The Penguins closed out 2018 on a season-high six-game winning streak.
“When (Kessel) has some time and space, he’s as good a playmaker as there is in the league and he can shoot the puck as well himself. He’s got as dangerous a wrist shot as there is,” coach Mike Sullivan said. “We’re trying to put him in offensive situations to allow him to play to his strengths, but he’s certainly helped us on the offensive side for sure.”
Kessel had a hand in all three Penguins goals, scoring one and setting up two others.
The first two came in the final five minutes of the first period as the Penguins turned a 1-0 deficit after a Mikko Koivu power-play goal into a 2-1 lead.
The first came at the hands of the red-hot Penguins power play after Nate Prosser took a kneeing minor to stop a Matt Cullen scoring chance.
Kessel gathered a puck on the right wing, faked a shot and threaded a pass through defenseman Ryan Suter’s legs in the slot to Sidney Crosby at the far post for a tap-in.
It was the fifth straight successful power play for the Penguins, who went 4 for 4 Saturday night in St. Louis.
“He passes pretty hard, so you’ve got to be ready,” Crosby said. “You see on the power-play goal there. I don’t know how it got it through. It was an unbelievable pass. When he’s got the puck, you have to be ready at all times. He made it easy on me there.”
Kessel scored in the final minute of the period.
Zach Aston-Reese stole a puck from defenseman Jared Spurgeon on the forecheck, leading to a bad-angle shot from Kessel in the right-wing corner that hit Suter’s stick and hopped past goalie Devan Dubnyk.
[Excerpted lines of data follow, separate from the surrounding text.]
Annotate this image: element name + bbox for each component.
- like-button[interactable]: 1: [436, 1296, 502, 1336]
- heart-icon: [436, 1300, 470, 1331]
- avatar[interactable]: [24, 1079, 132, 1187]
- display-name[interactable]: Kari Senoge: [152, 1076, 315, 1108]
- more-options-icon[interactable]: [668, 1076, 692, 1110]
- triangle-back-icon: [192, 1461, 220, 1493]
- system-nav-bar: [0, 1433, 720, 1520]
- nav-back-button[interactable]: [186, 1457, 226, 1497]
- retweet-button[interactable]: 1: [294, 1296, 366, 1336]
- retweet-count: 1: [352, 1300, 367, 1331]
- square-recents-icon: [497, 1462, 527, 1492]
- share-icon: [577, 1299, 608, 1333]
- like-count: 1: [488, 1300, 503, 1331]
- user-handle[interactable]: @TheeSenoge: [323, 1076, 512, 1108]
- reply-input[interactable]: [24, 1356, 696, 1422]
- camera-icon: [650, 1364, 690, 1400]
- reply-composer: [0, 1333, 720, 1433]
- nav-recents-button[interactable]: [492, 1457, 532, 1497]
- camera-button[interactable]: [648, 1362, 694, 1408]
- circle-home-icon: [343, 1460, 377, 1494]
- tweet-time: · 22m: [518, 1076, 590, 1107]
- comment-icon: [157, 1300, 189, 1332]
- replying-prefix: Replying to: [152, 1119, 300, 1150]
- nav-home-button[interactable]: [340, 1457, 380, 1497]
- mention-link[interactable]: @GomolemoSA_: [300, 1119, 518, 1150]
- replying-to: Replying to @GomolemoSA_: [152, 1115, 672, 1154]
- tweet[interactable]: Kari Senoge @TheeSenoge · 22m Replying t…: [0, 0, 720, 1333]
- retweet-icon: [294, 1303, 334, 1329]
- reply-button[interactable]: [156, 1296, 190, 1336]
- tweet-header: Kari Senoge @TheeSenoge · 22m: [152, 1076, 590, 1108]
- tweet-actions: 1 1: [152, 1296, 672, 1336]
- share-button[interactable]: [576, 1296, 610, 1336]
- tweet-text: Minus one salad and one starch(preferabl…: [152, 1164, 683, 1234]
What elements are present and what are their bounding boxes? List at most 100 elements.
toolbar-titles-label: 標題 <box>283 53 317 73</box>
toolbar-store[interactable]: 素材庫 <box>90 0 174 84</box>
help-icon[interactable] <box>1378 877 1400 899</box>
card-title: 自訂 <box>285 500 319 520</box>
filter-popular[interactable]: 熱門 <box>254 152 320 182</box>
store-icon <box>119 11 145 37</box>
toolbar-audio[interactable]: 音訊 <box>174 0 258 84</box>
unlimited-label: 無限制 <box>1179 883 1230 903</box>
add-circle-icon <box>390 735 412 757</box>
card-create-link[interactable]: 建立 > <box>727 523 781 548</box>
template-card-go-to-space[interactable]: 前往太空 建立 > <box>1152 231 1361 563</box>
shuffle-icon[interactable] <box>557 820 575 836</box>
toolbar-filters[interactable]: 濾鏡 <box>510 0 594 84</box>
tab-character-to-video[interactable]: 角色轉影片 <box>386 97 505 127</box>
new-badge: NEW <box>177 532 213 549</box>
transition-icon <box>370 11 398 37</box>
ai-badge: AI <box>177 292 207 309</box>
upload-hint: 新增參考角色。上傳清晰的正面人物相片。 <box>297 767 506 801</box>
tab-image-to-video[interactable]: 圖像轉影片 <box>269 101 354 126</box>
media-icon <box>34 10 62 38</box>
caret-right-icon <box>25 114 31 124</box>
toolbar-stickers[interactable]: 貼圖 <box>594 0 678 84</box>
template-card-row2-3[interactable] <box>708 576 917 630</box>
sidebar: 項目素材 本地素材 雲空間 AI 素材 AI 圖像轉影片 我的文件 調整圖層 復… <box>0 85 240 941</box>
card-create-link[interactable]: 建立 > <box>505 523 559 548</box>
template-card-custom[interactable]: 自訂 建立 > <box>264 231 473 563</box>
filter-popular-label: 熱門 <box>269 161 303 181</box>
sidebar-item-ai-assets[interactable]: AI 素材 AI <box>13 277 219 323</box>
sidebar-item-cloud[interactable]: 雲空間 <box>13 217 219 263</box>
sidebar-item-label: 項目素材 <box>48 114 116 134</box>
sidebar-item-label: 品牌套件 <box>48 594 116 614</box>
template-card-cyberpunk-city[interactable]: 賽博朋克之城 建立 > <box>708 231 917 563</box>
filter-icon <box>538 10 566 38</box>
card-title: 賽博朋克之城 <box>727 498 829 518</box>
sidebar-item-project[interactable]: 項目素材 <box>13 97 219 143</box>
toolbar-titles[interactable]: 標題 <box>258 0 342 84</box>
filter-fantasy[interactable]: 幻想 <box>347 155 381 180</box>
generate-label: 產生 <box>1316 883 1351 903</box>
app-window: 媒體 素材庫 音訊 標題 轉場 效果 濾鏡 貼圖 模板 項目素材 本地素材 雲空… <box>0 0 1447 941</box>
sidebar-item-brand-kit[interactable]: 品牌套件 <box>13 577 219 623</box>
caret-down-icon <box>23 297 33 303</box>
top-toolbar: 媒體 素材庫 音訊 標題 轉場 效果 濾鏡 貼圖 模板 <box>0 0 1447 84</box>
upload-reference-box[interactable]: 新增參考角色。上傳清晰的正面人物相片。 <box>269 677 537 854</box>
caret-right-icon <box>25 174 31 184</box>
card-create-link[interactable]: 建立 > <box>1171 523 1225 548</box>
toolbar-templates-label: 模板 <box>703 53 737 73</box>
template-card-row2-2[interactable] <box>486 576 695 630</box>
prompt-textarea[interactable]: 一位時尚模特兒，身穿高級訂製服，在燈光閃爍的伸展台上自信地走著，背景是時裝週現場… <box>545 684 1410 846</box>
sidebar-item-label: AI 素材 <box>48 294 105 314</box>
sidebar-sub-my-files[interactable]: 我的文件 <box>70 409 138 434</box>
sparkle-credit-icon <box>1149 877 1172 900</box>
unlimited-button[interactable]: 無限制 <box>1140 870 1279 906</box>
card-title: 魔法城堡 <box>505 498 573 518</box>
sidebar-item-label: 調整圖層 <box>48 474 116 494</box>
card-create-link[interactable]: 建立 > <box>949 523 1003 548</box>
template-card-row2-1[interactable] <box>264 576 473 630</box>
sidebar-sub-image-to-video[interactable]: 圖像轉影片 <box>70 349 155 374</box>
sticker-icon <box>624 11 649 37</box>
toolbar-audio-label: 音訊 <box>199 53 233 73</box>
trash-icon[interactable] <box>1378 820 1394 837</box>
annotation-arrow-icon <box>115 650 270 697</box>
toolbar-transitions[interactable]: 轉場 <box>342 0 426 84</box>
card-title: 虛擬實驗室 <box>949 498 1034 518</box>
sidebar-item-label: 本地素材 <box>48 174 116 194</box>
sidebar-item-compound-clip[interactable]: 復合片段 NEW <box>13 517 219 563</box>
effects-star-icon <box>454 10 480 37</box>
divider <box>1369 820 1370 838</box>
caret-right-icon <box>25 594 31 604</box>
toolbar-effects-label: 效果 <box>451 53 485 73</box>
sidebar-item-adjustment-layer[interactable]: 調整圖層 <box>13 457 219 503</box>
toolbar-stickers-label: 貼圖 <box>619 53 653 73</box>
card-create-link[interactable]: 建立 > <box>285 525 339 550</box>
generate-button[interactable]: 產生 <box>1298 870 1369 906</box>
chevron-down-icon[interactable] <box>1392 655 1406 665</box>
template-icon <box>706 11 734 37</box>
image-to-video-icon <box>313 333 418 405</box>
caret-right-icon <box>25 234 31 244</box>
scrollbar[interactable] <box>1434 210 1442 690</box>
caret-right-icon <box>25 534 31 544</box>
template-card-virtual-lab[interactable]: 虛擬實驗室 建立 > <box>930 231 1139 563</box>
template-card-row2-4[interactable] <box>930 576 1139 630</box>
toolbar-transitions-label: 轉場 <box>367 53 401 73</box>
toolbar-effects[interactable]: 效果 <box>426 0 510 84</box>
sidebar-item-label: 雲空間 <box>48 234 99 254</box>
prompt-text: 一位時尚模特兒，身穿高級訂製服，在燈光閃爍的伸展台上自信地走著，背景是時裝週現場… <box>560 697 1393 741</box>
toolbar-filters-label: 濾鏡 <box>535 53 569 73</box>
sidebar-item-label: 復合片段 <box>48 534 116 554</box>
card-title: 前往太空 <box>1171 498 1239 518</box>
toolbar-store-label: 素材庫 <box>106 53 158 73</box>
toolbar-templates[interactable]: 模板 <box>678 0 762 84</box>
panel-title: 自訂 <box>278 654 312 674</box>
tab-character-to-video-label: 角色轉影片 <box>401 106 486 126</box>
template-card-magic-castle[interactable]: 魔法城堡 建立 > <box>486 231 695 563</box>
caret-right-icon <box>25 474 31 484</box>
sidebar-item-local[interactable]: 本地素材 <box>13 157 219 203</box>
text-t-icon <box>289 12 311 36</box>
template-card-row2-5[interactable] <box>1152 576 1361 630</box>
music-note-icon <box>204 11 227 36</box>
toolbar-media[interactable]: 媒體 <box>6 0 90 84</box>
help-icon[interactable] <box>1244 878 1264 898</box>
The goal seemed to wake up the Wild, who dominated the Penguins in the second period, taking a 13-7 advantage in shots and peppering DeSmith with a barrage of high-quality chances.
He stopped them all.
About nine minutes in, he used his left pad to stop an Eric Staal one-time slam from the top of the crease. In the final five minutes of the period, he stopped Jonas Brodin with the left pad as he barged alone down the slot and turned back Koivu on a two-on-one.
The Wild also had a goal waved off in the period when referees ruled that Luke Kunin batted in a Zach Parise shot with a high stick.
“It’s all about, as a goaltender, kind of managing the game and knowing when they’re kind of pressing and just doing what you can to hold them off until your team finds a way to push back and respond,” DeSmith said. “Luckily, I was able to do that a little bit during the second period.”
In between DeSmith’s saves, Riley Sheahan scored a critical second-period goal for the Penguins when his shot from the right wing tipped a stick and nestled in the top corner of the net behind Dubynk to make it 3-1.
It gave the Penguins the cushion they needed to withstand a Parise goal in the third period.
It was set up by a pass from – you guessed it – Kessel.
“He seems to be the one doing the dishing,” Crosby said. “It’s just getting him the puck. He’s making some great plays.”